The 2010 National Resource Inventory created by USDA Natural Resources Conservation Service reviewed wetlands in all of Texas on non-federal lands (including privately owned lands, tribal and trust lands, and state and local government owned lands). This report, released in 2014, estimated almost 5.5 million acres of freshwater and tidal wetlands remained in Texas as of 2010. Approximately 43% of these wetlands occurred on forested land, 17% occurred on range land, and 18% occurred on cropland, pasture, and CRP land. This means that 78% or almost 4.3 million of all freshwater and tidal wetland in Texas are on agricultural or silvicultural lands!

Wetlands on the Texas Coast

The “Texas Coastal Wetlands: Status and Trends” USFWS report estimates that coastal Texas saw a net loss of 210,590 acres of wetlands from 1955 to 1992. By the early 1990s, 3.9 million acres of wetlands remained on the Texas coast: 567,000 acres of salt water wetlands and 3.3 million acres of freshwater wetlands. Fifty-two percent of the estimated remaining freshwater wetlands were considered farmed wetlands. In the early 1990s, agriculture was the largest land use on the Texas Coast, comprising 4.7 million acres of land. However, agriculture is no longer expanding on the Texas coast and now the greatest threat for wetland loss is from development as the Houston-Galveston region expands to accommodate population growth.
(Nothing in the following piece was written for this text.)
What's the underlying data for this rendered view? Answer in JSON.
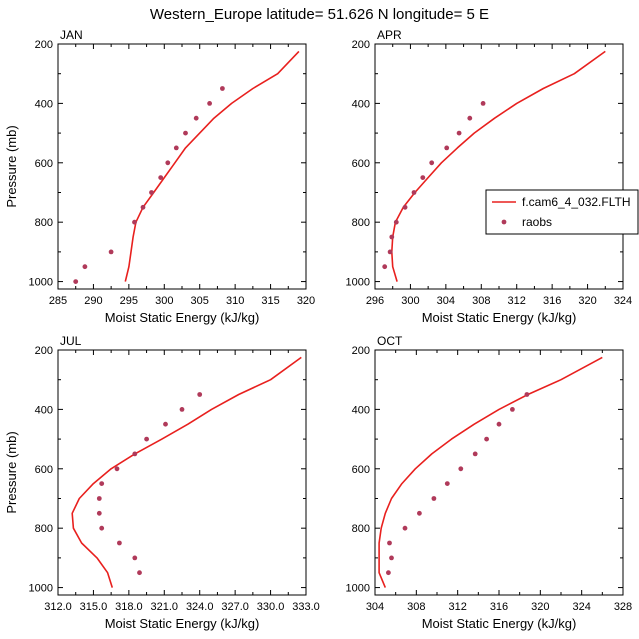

In a recent study that compared the USFWS National Wetland Inventory data developed in 1992-93 to current digital aerial photography, Jacob et al (2014) found that the 8-county Greater Houston Metropolitan Area lost around 23,000 acres of natural freshwater wetlands between 1992 and 2010 (Jacob, J.S., K. Pandian, R. Lopez, and H. Biggs. 2014. Houston Area Freshwater Wetland Loss, 1992-2010. Texas AgriLife Extension Service ERPT-002; Texas Sea Grant TAMU-SG-14-303). This study found that forested wetlands and freshwater marsh wetlands comprised the vast majority of non-tidal freshwater wetlands lost in this region. Over 70% of wetland loss appeared to be attributed to development projects.